I came across this guy on the internet who does video blogging, Jay Smooth, he is so cool and honest. I felt suddenly heard, and wondered a lot about what I’m going through on a content level, where most of what I’m aware of is on a process level.

The little haters in my mind keep telling me to stay put, say nothing, do nothing in regards to all the meditation work I’ve done and all the insights that keep pouring forth in my whole being because: nobody will ever understand this, and nobody, or maybe one in a million will even come across what I’d like to offer them in terms of support, and I can never make any money doing this because nobody gets paid for this type of work.

Go out and get a job, yeah it says that too.

Then I say, I can’t hardly work for anybody else anymore, I want to do what I feel called to do, I’ve suffered from doing “everybody’s else’s stuff syndrome” and want to know how can I do my stuff, and then I automatically see that my stuff and everybody else’s stuff is so interconnected that there is never any way out. It feels like I keep trying to get a sticky piece of tape off my finger and I can’t get it off, so what the heck am I going to do? I can’t figure it out anymore, it is so crazy trying to figure out WHAT to do, that I keep cleaning the house and sitting in meditation and going back to seeing how everything is interdependent, that there is no way out except to just live with the process that unfolds each and every minute. Yeah. No matter what I do I’m still doing everybody else’s stuff all the time, because of this I-WE thing that comes with enlightenment. Even the whole Mara thing–that is this hater thing that says, keep quiet, there are a million reasons to keep quiet and it’s better –is also It. What?

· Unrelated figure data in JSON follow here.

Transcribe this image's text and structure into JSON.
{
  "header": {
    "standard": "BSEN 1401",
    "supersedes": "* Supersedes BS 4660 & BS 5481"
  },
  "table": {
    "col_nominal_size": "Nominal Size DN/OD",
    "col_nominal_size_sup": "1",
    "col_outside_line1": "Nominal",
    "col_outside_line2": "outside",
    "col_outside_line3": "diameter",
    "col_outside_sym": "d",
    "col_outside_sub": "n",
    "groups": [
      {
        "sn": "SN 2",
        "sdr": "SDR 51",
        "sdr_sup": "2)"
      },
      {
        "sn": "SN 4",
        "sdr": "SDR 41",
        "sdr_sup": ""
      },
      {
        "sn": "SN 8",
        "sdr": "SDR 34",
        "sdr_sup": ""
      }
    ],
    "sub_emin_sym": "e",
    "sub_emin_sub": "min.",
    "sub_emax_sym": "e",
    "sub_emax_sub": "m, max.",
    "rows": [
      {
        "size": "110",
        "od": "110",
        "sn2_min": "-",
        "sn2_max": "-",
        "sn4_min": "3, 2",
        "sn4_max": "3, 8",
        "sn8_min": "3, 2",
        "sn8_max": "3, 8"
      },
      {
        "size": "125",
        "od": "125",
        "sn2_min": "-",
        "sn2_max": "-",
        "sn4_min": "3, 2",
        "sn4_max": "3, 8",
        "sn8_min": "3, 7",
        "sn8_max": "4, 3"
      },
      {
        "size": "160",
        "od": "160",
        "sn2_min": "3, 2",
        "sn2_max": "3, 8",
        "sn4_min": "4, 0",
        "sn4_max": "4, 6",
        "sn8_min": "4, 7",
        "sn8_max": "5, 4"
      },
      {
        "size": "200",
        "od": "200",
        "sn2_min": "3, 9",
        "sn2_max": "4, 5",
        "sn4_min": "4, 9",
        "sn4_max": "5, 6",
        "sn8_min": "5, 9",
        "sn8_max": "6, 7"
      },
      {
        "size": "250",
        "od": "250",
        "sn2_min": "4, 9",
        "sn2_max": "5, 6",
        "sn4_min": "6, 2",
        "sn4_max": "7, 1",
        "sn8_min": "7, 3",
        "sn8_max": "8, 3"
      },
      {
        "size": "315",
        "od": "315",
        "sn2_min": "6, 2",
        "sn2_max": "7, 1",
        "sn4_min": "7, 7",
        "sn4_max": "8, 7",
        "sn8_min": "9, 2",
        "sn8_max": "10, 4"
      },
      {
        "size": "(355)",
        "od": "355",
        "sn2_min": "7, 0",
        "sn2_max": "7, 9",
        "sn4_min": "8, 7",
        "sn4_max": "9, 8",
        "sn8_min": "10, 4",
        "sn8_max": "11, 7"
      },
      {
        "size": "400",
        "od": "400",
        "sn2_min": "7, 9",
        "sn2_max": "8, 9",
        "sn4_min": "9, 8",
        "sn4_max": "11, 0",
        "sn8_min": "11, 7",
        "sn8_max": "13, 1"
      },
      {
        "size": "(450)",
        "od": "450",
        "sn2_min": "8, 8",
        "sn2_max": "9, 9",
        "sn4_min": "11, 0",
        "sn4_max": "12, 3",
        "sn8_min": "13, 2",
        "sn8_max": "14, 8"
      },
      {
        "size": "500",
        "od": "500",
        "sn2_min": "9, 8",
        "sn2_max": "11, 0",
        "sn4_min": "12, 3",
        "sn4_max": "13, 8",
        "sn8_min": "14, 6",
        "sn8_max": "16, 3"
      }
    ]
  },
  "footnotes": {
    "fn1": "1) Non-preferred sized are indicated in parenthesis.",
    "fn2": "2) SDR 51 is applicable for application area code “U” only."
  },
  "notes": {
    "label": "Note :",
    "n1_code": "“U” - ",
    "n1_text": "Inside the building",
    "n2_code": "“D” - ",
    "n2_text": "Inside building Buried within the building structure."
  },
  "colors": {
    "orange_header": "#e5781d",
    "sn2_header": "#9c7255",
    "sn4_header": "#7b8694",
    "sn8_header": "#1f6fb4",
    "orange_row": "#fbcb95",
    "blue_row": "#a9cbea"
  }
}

So that is It too? Yeah. Oh yeah. (deep knowing groan) So then what?

Then, there’s the wipe-out that comes from a fruition and then, even more understanding, no problem. There isn’t a problem, never was. I am in fact -NOT- in a very clear way. Try and come up with a career plan from that perspective and you find your self like Ramana Marashi in a cave for a few years, or Bernadette Roberts camping in the mountains for five months, or Eckhart Tolle sitting on a park bench until someone happens to come along and help.

So, I’m doing pretty well in that I haven’t jumped on any of those options, albeit tempting, and still want to find a serene solution to the vocational choice option that befalls all of us no matter how insightful we are or not.